Über die Zerstörung durch die Wirbelstürme Idai und Kenneth in Mosambik wurde im Jahr 2019 viel berichtet. Weit weniger bekannt ist der Konflikt, der in der nördlichen Provinz Cabo Delgado herrscht – und der in 2020 eskalierte. 

Wo Wirbelsturm Kenneth Häuser und Straßen verwüstete, mussten nun rund 530.000 Menschen, etwa die Hälfte davon Kinder, fliehen. "In einem Flüchtlingslager habe ich die zehnjährige Maria getroffen, die mit ansehen musste, wie ihre Eltern ermordet wurden. Sie ist jetzt Vollwaise", berichtet UNICEF-Mitarbeiter Daniel Timme aus Maputo. "Dieses Schicksal ist unerträglich und wir müssen ihr und anderen Kindern dabei helfen, die schrecklichen Erlebnisse zu verarbeiten."

Syrien: Eine Dekade Krieg

Seit zehn Jahren tobt ein Krieg in Syrien. Für viele Kinder sind Bombenangriffe, das Ausharren im Flüchtlingslager und der Verlust von Familienmitgliedern die tägliche Normalität. Manche Mädchen und Jungen haben noch nie die Sicherheit des Friedens erlebt.

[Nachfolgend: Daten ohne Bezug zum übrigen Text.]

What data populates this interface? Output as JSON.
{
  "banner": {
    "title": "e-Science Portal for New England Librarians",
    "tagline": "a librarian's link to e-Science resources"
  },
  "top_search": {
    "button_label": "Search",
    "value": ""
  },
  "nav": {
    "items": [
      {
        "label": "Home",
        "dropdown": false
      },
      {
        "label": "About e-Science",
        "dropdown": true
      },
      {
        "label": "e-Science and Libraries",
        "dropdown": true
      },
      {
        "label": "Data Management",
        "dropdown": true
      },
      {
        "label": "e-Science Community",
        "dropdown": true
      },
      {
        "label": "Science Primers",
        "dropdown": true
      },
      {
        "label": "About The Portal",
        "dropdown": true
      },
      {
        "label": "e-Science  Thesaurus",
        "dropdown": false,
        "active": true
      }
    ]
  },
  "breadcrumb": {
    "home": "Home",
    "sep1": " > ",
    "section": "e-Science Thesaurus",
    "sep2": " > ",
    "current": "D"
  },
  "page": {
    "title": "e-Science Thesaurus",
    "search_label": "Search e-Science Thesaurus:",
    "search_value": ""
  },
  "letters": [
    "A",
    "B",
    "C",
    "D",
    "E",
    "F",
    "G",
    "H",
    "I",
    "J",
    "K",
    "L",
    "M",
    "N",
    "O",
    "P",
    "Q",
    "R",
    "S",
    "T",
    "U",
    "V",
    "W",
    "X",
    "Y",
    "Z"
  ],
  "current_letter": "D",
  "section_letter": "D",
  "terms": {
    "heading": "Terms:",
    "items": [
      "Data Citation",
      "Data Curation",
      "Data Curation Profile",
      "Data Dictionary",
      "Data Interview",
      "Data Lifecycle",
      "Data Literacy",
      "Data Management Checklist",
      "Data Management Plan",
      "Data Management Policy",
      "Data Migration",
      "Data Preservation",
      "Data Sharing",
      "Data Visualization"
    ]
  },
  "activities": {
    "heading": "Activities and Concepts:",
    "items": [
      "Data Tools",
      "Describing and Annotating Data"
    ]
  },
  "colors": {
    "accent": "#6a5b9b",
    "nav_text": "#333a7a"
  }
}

Der Syrienkrieg hat die größte Flüchtlingskrise der Welt ausgelöst: Rund 5,6 Millionen Menschen, darunter 2,5 Millionen Kinder, mussten ihr Heimatland verlassen und leben nun in den Nachbarländern Jordanien, Libanon, Türkei oder Ägypten. 

In Syrien selbst sind rund sechs Millionen Menschen auf der Flucht. So auch die 13-jährige Nahla, die mit ihren Eltern und fünf Geschwistern in einem unfertigen Gebäude in der ländlichen Gegend in der Nähe von Homs lebt. Im Winter sucht Nahla jeden Tag mit ihrem Vater und den Geschwistern nach Abfällen und Material, welches sie verbrennen können, um etwas Wärme in die kalte Unterkunft zu bringen. Es gibt keine Glasfenster, nur eine Plastikplane im Fensterrahmen. "Wir mussten unsere Heimat Hassakeh eilig verlassen und konnten nichts mitnehmen, auch keine Winterkleidung oder Decken", erinnert sich Nahla. Von UNICEF hat ihre Familie ein Winterpaket mit warmer Kleidung erhalten. 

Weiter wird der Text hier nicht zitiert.